Farmers to decide on next step as government puts ball in their court

By DTE Staff
Published: Friday 22 January 2021

The Union government January 22, 2021 gave farmer unions 24 hours to get back to it on its proposal to ‘hold’ the contentious farm laws for 18 months, the Union agriculture minister told the media.

The government had offered to put on hold the three laws at the 10th round of meetings held January 20. A committee will deliberate on the laws during that period, the government had said.

The Samyukt Kisan Morcha, a joint front of farmer unions protesting against the three laws, January 21, 2021 had rejected the Centre’s proposal.
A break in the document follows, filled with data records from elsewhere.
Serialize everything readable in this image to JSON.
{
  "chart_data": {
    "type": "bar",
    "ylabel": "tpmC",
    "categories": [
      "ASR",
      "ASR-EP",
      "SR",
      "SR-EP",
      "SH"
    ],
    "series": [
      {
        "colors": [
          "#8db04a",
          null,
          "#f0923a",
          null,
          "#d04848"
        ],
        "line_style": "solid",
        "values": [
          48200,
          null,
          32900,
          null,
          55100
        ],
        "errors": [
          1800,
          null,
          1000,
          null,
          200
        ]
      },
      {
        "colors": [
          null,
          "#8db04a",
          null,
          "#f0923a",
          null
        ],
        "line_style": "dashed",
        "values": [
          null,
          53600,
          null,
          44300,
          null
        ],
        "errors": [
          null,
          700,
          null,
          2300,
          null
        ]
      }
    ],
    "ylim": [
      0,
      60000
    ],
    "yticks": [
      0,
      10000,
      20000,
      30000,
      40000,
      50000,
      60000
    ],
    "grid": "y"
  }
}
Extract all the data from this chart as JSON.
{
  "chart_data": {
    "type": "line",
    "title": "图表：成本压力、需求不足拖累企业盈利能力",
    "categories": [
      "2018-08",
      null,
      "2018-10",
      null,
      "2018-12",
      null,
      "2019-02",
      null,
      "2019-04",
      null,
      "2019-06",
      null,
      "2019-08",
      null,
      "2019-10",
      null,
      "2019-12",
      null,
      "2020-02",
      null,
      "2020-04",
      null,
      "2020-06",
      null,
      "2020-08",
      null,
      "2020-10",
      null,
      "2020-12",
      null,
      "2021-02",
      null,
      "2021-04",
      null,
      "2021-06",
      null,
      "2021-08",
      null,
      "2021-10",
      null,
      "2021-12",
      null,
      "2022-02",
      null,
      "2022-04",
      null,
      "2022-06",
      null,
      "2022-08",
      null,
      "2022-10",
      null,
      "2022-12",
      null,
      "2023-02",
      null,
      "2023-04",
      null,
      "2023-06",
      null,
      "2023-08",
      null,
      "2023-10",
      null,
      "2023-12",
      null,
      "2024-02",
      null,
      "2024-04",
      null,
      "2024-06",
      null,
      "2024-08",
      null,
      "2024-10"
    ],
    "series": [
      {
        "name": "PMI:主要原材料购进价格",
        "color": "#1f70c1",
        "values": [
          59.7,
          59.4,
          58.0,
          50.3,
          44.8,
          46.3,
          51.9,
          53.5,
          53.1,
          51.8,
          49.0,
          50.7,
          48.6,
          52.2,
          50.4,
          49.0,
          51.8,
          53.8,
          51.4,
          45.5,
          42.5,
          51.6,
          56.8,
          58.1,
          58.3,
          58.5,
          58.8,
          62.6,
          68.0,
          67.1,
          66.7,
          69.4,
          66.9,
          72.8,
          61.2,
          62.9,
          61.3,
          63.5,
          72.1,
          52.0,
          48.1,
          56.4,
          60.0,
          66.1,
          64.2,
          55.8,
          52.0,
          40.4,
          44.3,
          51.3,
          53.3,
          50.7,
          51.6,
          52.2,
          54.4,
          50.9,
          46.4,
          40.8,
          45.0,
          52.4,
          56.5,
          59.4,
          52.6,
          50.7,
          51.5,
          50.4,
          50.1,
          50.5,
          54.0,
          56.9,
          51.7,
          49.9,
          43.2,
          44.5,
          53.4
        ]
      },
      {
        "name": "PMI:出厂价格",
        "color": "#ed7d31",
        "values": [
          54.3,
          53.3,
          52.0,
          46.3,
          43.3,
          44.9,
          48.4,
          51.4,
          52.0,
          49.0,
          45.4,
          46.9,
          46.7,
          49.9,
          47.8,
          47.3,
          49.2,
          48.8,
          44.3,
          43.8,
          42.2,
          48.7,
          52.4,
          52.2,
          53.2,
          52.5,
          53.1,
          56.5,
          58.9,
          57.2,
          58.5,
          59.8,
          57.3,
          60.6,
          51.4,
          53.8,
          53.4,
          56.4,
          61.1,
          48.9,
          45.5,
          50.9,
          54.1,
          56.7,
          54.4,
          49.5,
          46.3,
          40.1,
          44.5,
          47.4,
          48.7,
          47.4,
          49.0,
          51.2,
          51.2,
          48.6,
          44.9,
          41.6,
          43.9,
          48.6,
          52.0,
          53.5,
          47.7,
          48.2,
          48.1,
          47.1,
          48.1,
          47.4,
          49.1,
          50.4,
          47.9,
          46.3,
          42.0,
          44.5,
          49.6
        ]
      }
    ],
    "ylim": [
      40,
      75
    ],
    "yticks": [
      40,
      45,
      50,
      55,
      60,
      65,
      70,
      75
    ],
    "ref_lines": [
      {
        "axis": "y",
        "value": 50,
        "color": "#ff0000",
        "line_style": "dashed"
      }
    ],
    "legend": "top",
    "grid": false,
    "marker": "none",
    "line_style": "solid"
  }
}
They had reiterated their demand of repealing the laws.

In the 11th round of talks January 22, no new date for the next meeting was fixed. Instead, the government asked the unions to get back to it within 24 hours if they approved of the proposal or suggest some other proposal other than a total repeal.

“The talks have completed today. We have asked the unions to inform us by tomorrow if they agree to our proposal,” Narendra Singh Tomar, Union Minister for Agriculture and Farmers’ Welfare told journalists after the meeting.

“The government said suspending the laws for some time was the maximum they could do and if we had a better proposal other than repealing, we could inform it by tomorrow and arrange the next meeting,” Hannan Mollah, general secretary, All India Kisan Sabha, told media.

He added that the unions will discuss this among themselves.

The meeting started around 12:30 pm and lasted for five hours. But the talks between the two parties lasted hardly for 20 minutes. After around only 15 minutes, the parties broke for lunch and then the farmers waited for around three hours for Tomar to return.

When he finally came back, he asked the farmers to consider the proposal again and said the government was ending the process of meetings.

During the talks, the government also offered to increase the duration of the suspension of the laws and make a separate committee for discussing Minimum Support Price as well.

“Confidence regarding suspension and serious deliberation is not there among farmers,” said Mollah.

Rajendra Singh of Kirti Kisan Union said the farmers did not have confidence on the formation of a committee as the recommendations of several committees regarding agriculture had not been accepted till date.

“The recommendations of the Swaminathan Commission have still not been accepted,” he said while speaking to reporters.